The commercial real estate market will get worse before it gets better. That’s at least what one of the big players in this market seemed to be saying during his company’s conference call earlier today.
Jay Sugarman, chairman and CEO of iStar Financial, a finance company that focuses on commercial real estate, was asked by an analyst during an earnings conference call for his thoughts on the state of commercial real estate markets. Sugarman noted that the top 10% of the market in terms of asset quality is seeing interest from domestic and offshore buyers. But then here’s what he had to say about the rest of the market:
“But there’s a whole slew of assets I would describe as not in the top 10% of that. That is very poor pricing, little financing – that’s the part of the market I think – certainly the Fed is concerned about, the FDIC is concerned about where is that market going to settle. And I would tell you fundamentals continue to deteriorate in a lot of those asset types and a lot of those secondary and tertiary markets, probably even more than the 40% number that we’ve seen turn around.”

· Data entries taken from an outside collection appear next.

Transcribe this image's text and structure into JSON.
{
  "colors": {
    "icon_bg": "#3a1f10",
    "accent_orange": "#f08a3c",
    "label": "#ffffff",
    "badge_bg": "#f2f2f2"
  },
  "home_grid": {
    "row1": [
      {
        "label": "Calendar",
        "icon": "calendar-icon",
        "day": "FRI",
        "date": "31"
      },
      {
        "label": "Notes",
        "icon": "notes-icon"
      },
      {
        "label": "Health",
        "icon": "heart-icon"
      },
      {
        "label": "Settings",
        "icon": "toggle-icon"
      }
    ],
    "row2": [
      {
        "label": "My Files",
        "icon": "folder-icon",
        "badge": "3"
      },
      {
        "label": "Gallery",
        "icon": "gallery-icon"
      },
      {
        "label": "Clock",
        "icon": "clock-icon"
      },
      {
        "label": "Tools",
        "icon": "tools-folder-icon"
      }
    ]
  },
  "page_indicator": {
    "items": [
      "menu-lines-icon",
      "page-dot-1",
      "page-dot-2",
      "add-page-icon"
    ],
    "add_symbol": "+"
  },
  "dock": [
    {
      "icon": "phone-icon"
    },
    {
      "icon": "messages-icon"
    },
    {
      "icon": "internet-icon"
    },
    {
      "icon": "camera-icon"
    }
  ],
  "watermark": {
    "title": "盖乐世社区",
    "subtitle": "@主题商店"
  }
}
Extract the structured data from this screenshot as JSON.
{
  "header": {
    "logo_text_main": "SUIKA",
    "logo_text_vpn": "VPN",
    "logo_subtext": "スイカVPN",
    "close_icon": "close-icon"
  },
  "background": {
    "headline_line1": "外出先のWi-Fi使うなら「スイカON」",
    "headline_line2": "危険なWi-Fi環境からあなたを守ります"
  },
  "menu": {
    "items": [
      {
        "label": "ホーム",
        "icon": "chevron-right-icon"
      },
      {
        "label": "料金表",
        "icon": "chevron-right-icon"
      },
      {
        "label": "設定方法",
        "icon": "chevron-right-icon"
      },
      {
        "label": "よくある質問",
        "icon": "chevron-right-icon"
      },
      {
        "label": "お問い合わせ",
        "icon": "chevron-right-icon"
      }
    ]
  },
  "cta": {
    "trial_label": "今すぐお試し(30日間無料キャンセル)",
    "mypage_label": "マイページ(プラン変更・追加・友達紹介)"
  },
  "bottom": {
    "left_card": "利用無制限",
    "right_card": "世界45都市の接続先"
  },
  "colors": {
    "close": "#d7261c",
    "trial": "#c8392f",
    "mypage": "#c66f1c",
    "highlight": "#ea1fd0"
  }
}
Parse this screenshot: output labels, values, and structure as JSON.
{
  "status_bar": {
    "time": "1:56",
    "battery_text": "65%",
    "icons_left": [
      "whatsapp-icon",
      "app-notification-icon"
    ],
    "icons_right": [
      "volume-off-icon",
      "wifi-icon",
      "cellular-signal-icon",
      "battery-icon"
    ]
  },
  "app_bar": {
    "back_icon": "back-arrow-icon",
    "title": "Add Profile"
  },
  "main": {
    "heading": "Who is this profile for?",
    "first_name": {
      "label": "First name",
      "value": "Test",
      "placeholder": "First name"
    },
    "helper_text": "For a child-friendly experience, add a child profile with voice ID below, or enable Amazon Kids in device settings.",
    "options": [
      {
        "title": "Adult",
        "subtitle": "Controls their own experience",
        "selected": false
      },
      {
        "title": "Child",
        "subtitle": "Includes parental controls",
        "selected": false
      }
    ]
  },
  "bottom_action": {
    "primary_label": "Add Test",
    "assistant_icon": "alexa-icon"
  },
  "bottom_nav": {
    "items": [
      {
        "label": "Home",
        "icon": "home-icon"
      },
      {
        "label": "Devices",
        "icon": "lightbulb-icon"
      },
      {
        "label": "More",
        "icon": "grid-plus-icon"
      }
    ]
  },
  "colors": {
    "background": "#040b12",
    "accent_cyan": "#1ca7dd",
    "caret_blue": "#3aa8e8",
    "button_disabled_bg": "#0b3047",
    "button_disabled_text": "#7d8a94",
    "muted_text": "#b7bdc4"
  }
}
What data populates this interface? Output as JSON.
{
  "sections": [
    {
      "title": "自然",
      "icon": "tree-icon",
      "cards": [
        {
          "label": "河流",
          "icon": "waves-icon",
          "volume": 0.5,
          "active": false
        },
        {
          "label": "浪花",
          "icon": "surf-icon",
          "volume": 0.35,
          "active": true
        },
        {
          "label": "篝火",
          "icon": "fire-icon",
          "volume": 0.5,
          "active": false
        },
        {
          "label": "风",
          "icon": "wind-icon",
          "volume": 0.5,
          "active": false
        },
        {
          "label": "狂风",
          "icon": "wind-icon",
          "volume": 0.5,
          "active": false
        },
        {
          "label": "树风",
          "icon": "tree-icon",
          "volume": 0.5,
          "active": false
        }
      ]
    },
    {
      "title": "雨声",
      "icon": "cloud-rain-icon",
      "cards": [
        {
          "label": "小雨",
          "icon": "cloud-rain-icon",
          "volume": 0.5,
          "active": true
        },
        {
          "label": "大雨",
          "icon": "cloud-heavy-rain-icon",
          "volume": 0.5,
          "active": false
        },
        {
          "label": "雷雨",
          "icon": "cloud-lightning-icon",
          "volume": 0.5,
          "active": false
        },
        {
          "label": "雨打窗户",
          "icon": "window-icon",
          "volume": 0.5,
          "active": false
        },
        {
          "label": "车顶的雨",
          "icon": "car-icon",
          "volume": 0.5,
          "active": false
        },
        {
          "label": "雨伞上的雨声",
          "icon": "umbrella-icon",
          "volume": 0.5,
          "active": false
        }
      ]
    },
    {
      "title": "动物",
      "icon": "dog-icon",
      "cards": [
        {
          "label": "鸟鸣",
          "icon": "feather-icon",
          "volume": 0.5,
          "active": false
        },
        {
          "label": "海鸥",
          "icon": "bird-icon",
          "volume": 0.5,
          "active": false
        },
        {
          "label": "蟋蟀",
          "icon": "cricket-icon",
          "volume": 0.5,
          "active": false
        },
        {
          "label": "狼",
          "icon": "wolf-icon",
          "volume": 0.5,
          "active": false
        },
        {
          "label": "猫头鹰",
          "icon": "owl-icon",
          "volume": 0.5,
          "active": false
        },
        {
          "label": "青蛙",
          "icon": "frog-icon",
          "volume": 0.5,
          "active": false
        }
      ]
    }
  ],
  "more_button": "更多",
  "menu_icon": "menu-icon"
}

So, broadly speaking, the 40% decline in commercial real estate stands to get worse. When will it get better? In Sugarman’s own words again: ” The market really has not healed sufficiently to know where the bottom is for those. But if the overall macro environment continues on a steady course, I think over the next 12 to 18 months you’ll at least know where the bottom is. I’m not sure we’ll have taken enough pain to stabilize out the sector, but it’s becoming pretty clear in our minds that if there’s not a macroeconomic shock in the next 12 to 18 months, we’re going to see where the bottom is.”
His comments were from a transcript provided by CallStreet, a unit of FactSet.
Meanwhile, the cratering commercial real estate market continued to hit iStar hard – it reported a net loss of $251.3 million on revenues of $210.2 million. It continues to get hurt by non-performing loans – 85 of its 260 commercial real estate loans were classified as non-performing ($4.4 billion) or 42% of total managed loans.